If you’re only 23 and retirement feels like a lifetime away, it’s still not too early to start saving. Because of compound interest, money you start investing now will have a greater impact than money you invest in your forties or fifties. It makes things more difficult, since early in life is when it’s hardest to save money, but that’s unfortunately how it works. Even if you can only save 5­–8% of your income, it’s still much better than nothing.

Be Prepared

Keep separate accounts for emergency savings and retirement savings—you don’t want to borrow from your 70-year-old future self to pay off unexpected bills. During your twenties, try to keep 3–6 months of expenses put away in case of an emergency. While in your thirties, start to increase your emergency savings to about 6–12 months’ worth of expenses.

Open a 401k

If your company offers a 401k plan and you aren’t already enrolled, start now.
Contribute at least as much money as your employer is willing to match, which will likely be around 7%. If your employer doesn’t offer a 401k, start looking into a Roth IRA or other retirement alternatives.

Make Your Own Investments

You don’t need to put all of your investment money into a 401k—you can also start investing in the stock market or bonds. Index funds are another great way to get started. It might seem intimidating at first, but an app like Stash can help you start investing slowly and learn as you go. A financial advisor can show you the best investments depending on when you want to retire, and a one-time consultation might not be as expensive as you think.

Pay Off Your Debt

It’s harder to save for the future when you’re still managing debt. Pay off your highest interest loans and debts first—these will probably be credit card bills or personal loans. Make double or triple the minimum payment if you can. Then move on to your lower interest accounts.
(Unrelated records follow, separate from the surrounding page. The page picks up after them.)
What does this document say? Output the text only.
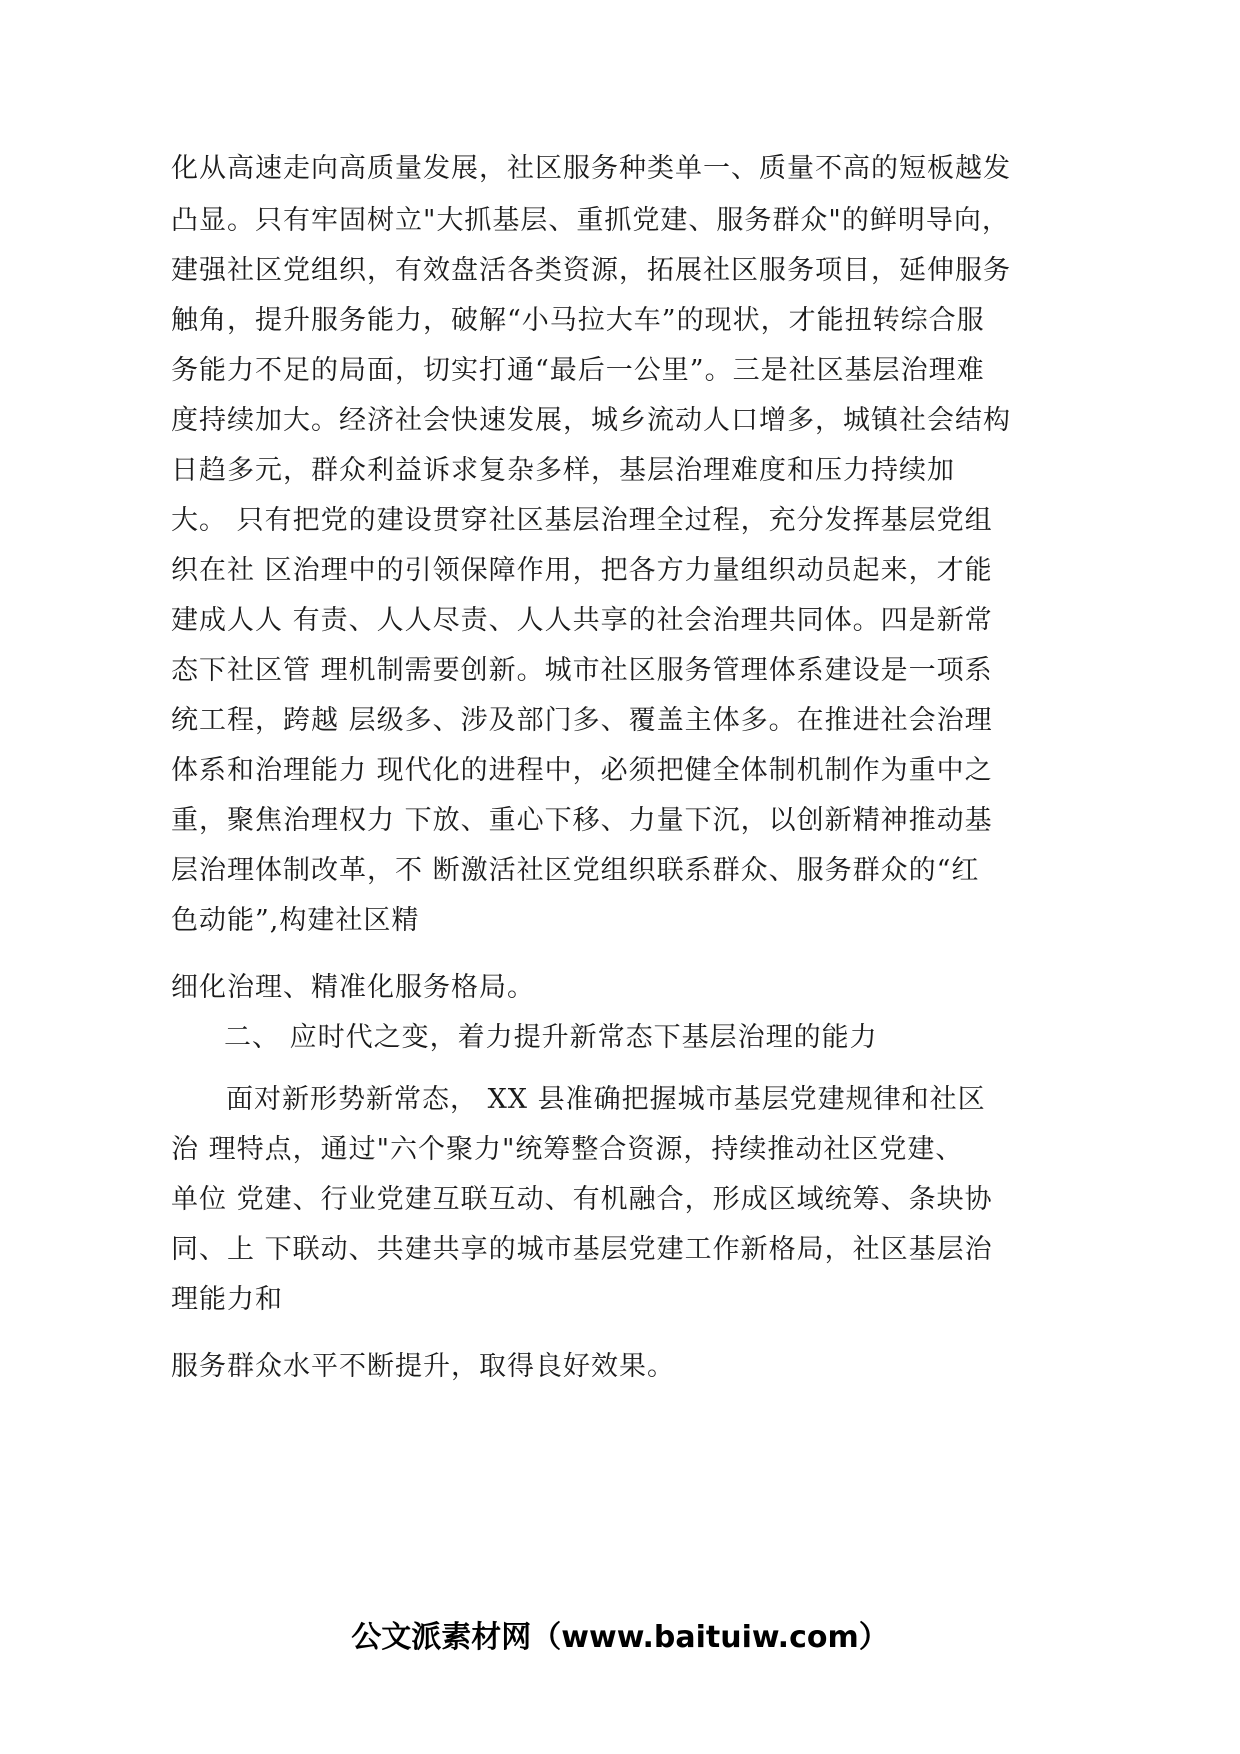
化从高速走向高质量发展，社区服务种类单一、质量不高的短板越发
凸显。只有牢固树立"大抓基层、重抓党建、服务群众"的鲜明导向，
建强社区党组织，有效盘活各类资源，拓展社区服务项目，延伸服务
触角，提升服务能力，破解“小马拉大车”的现状，才能扭转综合服
务能力不足的局面，切实打通“最后一公里”。三是社区基层治理难
度持续加大。经济社会快速发展，城乡流动人口增多，城镇社会结构
日趋多元，群众利益诉求复杂多样，基层治理难度和压力持续加
大。 只有把党的建设贯穿社区基层治理全过程，充分发挥基层党组
织在社 区治理中的引领保障作用，把各方力量组织动员起来，才能
建成人人 有责、人人尽责、人人共享的社会治理共同体。四是新常
态下社区管 理机制需要创新。城市社区服务管理体系建设是一项系
统工程，跨越 层级多、涉及部门多、覆盖主体多。在推进社会治理
体系和治理能力 现代化的进程中，必须把健全体制机制作为重中之
重，聚焦治理权力 下放、重心下移、力量下沉，以创新精神推动基
层治理体制改革，不 断激活社区党组织联系群众、服务群众的“红
色动能”,构建社区精
细化治理、精准化服务格局。
二、 应时代之变，着力提升新常态下基层治理的能力
面对新形势新常态， XX 县准确把握城市基层党建规律和社区
治 理特点，通过"六个聚力"统筹整合资源，持续推动社区党建、
单位 党建、行业党建互联互动、有机融合，形成区域统筹、条块协
同、上 下联动、共建共享的城市基层党建工作新格局，社区基层治
理能力和
服务群众水平不断提升，取得良好效果。
公文派素材网（www.baituiw.com）
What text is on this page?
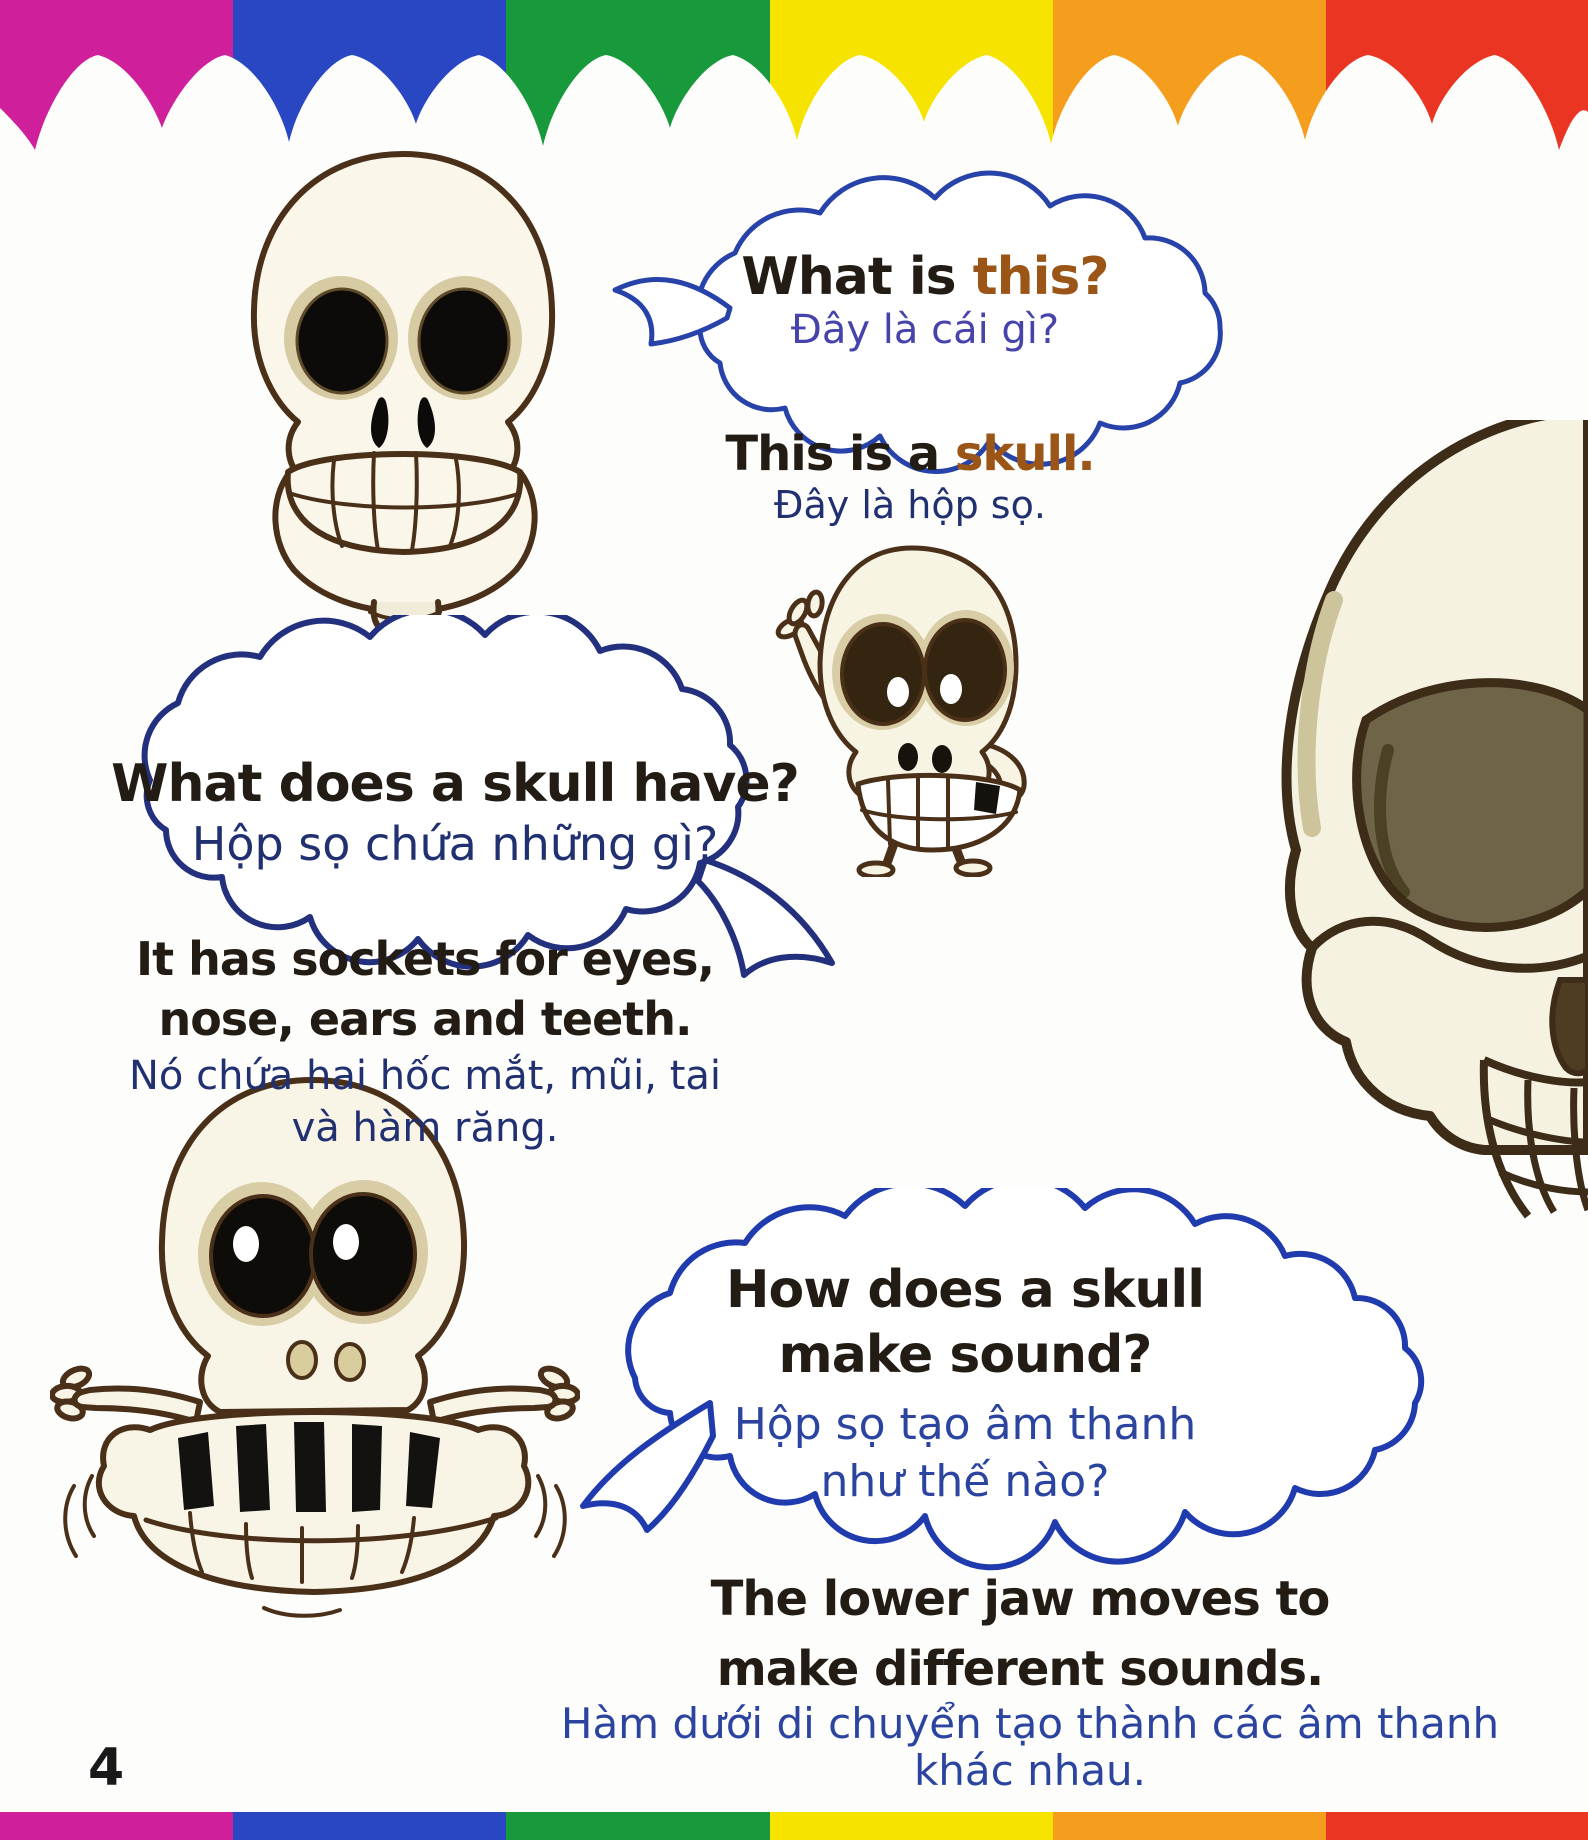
What is this?
Đây là cái gì?
This is a skull.
Đây là hộp sọ.
What does a skull have?
Hộp sọ chứa những gì?
It has sockets for eyes,
nose, ears and teeth.
Nó chứa hai hốc mắt, mũi, tai
và hàm răng.
How does a skull
make sound?
Hộp sọ tạo âm thanh
như thế nào?
The lower jaw moves to
make different sounds.
Hàm dưới di chuyển tạo thành các âm thanh khác nhau.
4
It will take a lot of diligent work, but once your debts are paid off, you can start using a credit card for necessities like phone bills and groceries. Then just pay off the balance in full every month. This allows you to take advantage of cash back or travel perks that credit cards offer—without paying steep interest rates.

Remember, these are big goals. It may take you years, or even a decade, to accomplish all of them, so don’t feel like you’re behind if you aren’t ready to tackle everything at once. As long as you’re saving some of your paycheck today, your 70-year-old future self will thank you.